| Literature DB >> 28460141 |
Roman Prytuliak1, Michael Volkmer1, Markus Meier2, Bianca H Habermann1,3.
Abstract
Short linear motifs (SLiMs) in proteins are self-sufficient functional sequences that specify interaction sites for other molecules and thus mediate a multitude of functions. Computational, as well as experimental biological research would significantly benefit, if SLiMs in proteins could be correctly predicted de novo with high sensitivity. However, de novo SLiM prediction is a difficult computational task. When considering recall and precision, the performances of published methods indicate remaining challenges in SLiM discovery. We have developed HH-MOTiF, a web-based method for SLiM discovery in sets of mainly unrelated proteins. HH-MOTiF makes use of evolutionary information by creating Hidden Markov Models (HMMs) for each input sequence and its closely related orthologs. HMMs are compared against each other to retrieve short stretches of homology that represent potential SLiMs. These are transformed to hierarchical structures, which we refer to as motif trees, for further processing and evaluation. Our approach allows us to identify degenerate SLiMs, while still maintaining a reasonably high precision. When considering a balanced measure for recall and precision, HH-MOTiF performs better on test data compared to other SLiM discovery methods. HH-MOTiF is freely available as a web-server at http://hh-motif.biochem.mpg.de.Entities:
Mesh:
Year: 2017 PMID: 28460141 PMCID: PMC5570144 DOI: 10.1093/nar/gkx341
Source DB: PubMed Journal: Nucleic Acids Res ISSN: 0305-1048 Impact factor: 16.971
Figure 1.(A) Workflow of HH-MOTiF. Starting from a set of input queries, HH-MOTiF first searches for closely related orthologs, builds HMMs and performs an all against all, short linear motif-adapted HH-comparison. Identified motif trees are further evaluated and trimmed prior to reporting (for details, see main text). (B) Motif tree assembly from HMM–HMM alignments. Overlapping alignment hits (red-shaded boxes) are joined into hierarchical motif trees. Each tree has a root (overlapping part of black-framed boxes) and leaves (corresponding aligned parts of light gray-framed boxes). Motif leaves are independent. Alignment hits that fail to show a sufficiently strong overlap (non-framed boxes) are ignored. (C) Motif tree evaluation. Shown is the iterative process of motif tree evaluation and trimming based on an example of a motif tree with initial 6 leaves in different proteins, assuming Nmin = 3. The score of each position in the whole tree is derived from the alignment sign in hhalign (‘+’,’|’ 2 points; ‘.’ 1 point; ‘-’, ‘=’, or gap 0 points). The score at a given position in a leaf cannot be higher than the respective overall position score in the whole tree. Leaves with a score <6 are removed, after which each position is re-evaluated for Nmin, and if necessary, removed from the motif tree. In the given example, discarding leaf 5 leads to removal of one position and re-assignment of the score for another position in the motif. Consequently, leaf 1 does not fulfill the minimal score requirements and is eliminated from the motif tree. The motif is trimmed to the last conserved position at each of its borders.

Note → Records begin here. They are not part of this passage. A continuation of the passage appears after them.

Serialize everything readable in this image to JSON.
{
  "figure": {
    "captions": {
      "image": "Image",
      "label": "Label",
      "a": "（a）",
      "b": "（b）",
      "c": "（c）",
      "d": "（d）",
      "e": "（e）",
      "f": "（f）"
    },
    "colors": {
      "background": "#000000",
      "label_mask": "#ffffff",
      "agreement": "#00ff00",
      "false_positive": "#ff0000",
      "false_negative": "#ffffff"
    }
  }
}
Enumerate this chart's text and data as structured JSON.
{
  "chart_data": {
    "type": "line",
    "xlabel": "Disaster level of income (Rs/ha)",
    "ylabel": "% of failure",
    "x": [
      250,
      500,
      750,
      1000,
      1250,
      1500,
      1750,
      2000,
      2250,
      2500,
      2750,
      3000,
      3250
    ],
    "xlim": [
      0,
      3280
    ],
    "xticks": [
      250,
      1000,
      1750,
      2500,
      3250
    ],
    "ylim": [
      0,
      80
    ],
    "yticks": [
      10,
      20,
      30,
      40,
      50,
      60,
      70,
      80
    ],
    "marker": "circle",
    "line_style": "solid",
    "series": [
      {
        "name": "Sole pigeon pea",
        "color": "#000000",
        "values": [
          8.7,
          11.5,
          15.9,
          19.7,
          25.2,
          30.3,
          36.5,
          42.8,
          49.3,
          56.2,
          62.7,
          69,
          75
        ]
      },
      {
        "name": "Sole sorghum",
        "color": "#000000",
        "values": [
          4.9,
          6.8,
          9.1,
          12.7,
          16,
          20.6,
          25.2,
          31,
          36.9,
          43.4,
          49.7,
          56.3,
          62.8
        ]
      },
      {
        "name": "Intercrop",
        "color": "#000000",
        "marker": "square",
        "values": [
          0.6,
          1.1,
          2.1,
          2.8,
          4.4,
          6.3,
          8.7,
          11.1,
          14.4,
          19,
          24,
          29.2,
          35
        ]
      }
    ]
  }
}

Figure 2.Output web page of HH-MOTiF. Identified SLiMs are reported in association with their input query and their position within the query. Motif trees are highlighted in red in the full-length sequences. Upon selection, a motif is connected to its tree. Next to the full-length sequences, the sequence logo, as well as the Pseudo-MSA of the selected motif is displayed. Results can also be downloaded in FASTA-format.
Performance measures of de novo SLiM prediction methods. For details, see main text and Supplementary Tables S2–S6
| Site-based | Residue-based | |||||
|---|---|---|---|---|---|---|
| Recall | Precision | F1 | Recall | Precision | F1 | |
| HH-MOTiF | 0.236 | 0.564 | 0.333 | 0.210 | 0.420 | 0.280 |
| MEME | 0.249 | 0.099 | 0.142 | 0.219 | 0.061 | 0.095 |
| GLAM2 | 0.413 | 0.164 | 0.235 | 0.380 | 0.073 | 0.123 |
| SLiMFinder | 0.272 | 0.389 | 0.320 | 0.203 | 0.350 | 0.257 |
Figure 3.Performance as measured by F1 of HH-MOTiF and other tested de novo SLiM search methods. HH-MOTiF was compared against MEME, GLAM2 and SLiMFinder. Both, site- (blue) and residue-based (red) F1 were calculated based on recall and precision of the software suites in discovering SLiMs from the SLiM collection of the ELM database. For details, see Supplementary Tables S2–S6.